SOME RESEARCH ON MECHANISM AND COUNTERMEASURE OF MICROGRAVITY-INDUCED OSTEOPOROSIS

© Lian-wenSun, XiaoYang, ChaoWang, Yu-boFan
© Государственный музей истории космонавтики им. К.Э. Циолковского, г. Калуга
Секция "К.Э. Циолковский и проблемы космической медицины и биологии"
2010 г.

Exercise has been used to counter bone loss during spaceflight. However, the existing exercise methods couldn’t fully prevent bone loss in astronauts. There are two possible causes: 1) the existing exercises are not proper for using in space. 2) The ability of bone to sense loading has changed in space. Based on these, studies as followed are mainly carrying out in our group.

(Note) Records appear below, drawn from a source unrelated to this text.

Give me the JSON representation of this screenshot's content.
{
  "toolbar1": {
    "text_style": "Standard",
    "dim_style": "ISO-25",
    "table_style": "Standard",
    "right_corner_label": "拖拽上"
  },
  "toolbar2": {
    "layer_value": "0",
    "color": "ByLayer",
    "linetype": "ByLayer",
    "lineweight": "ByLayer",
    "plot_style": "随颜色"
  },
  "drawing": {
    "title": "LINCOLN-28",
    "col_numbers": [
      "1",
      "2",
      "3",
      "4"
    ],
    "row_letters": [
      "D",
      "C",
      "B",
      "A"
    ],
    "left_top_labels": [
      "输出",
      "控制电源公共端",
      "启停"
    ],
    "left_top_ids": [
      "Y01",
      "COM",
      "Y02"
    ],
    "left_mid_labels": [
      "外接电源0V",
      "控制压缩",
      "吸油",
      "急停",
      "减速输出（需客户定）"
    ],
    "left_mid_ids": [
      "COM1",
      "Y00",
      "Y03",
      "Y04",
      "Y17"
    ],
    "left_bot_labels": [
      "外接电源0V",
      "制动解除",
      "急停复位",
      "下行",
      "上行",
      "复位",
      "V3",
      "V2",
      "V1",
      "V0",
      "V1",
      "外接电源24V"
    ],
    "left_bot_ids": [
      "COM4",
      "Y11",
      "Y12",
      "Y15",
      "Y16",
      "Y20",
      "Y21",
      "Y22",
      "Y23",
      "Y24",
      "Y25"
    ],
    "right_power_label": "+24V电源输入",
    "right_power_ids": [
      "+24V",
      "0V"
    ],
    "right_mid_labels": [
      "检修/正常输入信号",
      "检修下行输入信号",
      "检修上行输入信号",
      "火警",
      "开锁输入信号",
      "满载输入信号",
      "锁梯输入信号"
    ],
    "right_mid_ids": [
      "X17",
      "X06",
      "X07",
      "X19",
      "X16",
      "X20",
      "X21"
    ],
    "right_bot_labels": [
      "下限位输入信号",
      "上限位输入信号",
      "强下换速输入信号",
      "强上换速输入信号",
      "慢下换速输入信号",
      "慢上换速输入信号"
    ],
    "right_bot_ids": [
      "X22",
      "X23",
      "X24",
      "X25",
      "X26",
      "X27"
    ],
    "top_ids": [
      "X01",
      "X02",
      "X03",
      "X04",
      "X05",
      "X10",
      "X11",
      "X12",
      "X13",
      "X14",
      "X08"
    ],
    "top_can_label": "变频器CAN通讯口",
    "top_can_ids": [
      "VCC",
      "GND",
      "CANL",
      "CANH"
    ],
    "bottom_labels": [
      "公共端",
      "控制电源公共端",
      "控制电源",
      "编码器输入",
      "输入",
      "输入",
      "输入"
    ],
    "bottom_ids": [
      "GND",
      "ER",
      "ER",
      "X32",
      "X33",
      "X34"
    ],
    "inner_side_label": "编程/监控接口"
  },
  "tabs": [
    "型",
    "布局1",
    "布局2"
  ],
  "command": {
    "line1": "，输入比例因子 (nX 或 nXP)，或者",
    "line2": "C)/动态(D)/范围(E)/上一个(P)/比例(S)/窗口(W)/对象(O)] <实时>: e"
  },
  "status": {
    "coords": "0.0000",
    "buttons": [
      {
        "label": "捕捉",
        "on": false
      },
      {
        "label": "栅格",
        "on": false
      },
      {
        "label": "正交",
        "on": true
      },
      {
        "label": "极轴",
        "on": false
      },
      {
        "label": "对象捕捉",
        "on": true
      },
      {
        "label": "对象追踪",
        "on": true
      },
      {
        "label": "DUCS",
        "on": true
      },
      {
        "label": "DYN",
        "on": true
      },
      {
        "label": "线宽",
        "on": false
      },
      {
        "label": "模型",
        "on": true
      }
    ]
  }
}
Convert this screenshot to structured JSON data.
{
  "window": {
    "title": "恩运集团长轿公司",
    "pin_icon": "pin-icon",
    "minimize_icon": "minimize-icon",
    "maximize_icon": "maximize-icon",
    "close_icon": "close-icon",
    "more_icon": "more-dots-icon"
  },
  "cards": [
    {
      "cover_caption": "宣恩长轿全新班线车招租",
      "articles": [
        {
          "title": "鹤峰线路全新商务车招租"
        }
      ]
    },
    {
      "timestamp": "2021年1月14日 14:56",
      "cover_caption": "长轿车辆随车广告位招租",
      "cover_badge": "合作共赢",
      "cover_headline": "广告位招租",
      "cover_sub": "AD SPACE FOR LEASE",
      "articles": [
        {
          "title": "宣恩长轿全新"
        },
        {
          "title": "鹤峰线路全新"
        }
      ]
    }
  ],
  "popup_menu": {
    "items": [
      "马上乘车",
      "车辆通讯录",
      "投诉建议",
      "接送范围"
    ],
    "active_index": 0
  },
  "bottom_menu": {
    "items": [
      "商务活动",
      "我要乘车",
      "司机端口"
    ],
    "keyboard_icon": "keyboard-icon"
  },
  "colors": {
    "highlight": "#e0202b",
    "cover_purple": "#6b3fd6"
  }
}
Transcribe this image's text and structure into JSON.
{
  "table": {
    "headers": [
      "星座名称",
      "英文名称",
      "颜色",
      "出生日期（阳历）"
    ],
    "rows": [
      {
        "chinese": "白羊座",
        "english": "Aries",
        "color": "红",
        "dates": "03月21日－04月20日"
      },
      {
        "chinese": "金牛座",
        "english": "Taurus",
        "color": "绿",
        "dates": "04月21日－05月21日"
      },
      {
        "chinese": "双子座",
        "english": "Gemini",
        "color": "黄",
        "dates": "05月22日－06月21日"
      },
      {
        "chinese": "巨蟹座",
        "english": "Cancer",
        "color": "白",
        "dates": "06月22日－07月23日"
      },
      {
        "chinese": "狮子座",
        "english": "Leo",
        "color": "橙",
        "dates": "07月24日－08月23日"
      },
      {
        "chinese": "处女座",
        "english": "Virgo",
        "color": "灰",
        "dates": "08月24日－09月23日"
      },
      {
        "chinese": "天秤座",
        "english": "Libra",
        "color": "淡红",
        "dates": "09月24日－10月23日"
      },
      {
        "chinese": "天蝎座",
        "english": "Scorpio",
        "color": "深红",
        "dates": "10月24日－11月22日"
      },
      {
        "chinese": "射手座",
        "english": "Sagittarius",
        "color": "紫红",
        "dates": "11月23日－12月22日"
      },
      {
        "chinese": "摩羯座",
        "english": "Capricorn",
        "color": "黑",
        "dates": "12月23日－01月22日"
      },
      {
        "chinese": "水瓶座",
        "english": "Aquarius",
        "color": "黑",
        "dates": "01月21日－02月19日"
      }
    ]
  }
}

1. Comparing the efficacy of active and passive exercise on countering microgravity-induced osteoporosis for finding out efficient countermeasure.

The hypothesis was provided by our groups that the absence of gravity might change the active exercise to passive motion in space in some degree. Rat tail-suspended model was used to simulate microgravity. A device has been developed by our group for training tail-suspended rat to do active or passive exercise. SD rats were randomly divided into four groups: tail-suspended (TS), TS+passive motion (TSP), TS+ active exercise (TSA) and control (CON) and were raised for 21d. Bone mineral density (BMD) was measured by DXA, trabecular microstructure by microCT and mechanical properties of femurs were measured by three-point bending test. The results showed BMD decreased significantly in TS and TSP compared with CON while there was no significant difference between TSA and CON. And the bone microstructure and mechanical properties in TSA were most similar to CON. These indicate the effect of active exercise on preventing bone loss induced by hindlimb unloading is better than that of passive motion.

2. Investigating the mechanosensibility of osteocytes under simulated microgravity for understanding mechanism of microgravity-induced osteoporosis.

Most researches previously showed that osteocytes as mechanosensors would response to the mechanical stimulation and regulate the function of other effector cells. However, whether the mechanical sensitivity of osteocytes changes in microgravity is not well understood. Cell rotary culture was used to simulated microgravity. An osteocyte-like cell line, MLO-Y4, was cultured in rotation and then was sheared by fluid in flow chamber. At 5, 10, 15, 20, 30 and 40min, nitric oxide (NO) and prostaglandin E2 (PGE2) were measured by Griess Reagent and ELISA respectively. In addition, alkaline phosphatase (ALP) and osteocalcin (BGP) were measured after 6h shear stress by PNPP and ELISA respectively. The results showed that: (1) Exposing to shear stress, the peak of NO was retarded both in control and rotary cells while the increase extend was smaller in rotary cells than that in control. Meanwhile, the peak of PGE2 appeared in rotary cells later than that in control. (2) Exposing to shear stress, ALP increased both in rotary and control group while the increase extend was smaller in rotary cells than that in control. BGP decreased both in rotary and control group while the decrease extend was smaller in rotary cells than in control. All these indicated the mechanosensibility of osteocytes changed under simulated microgravity.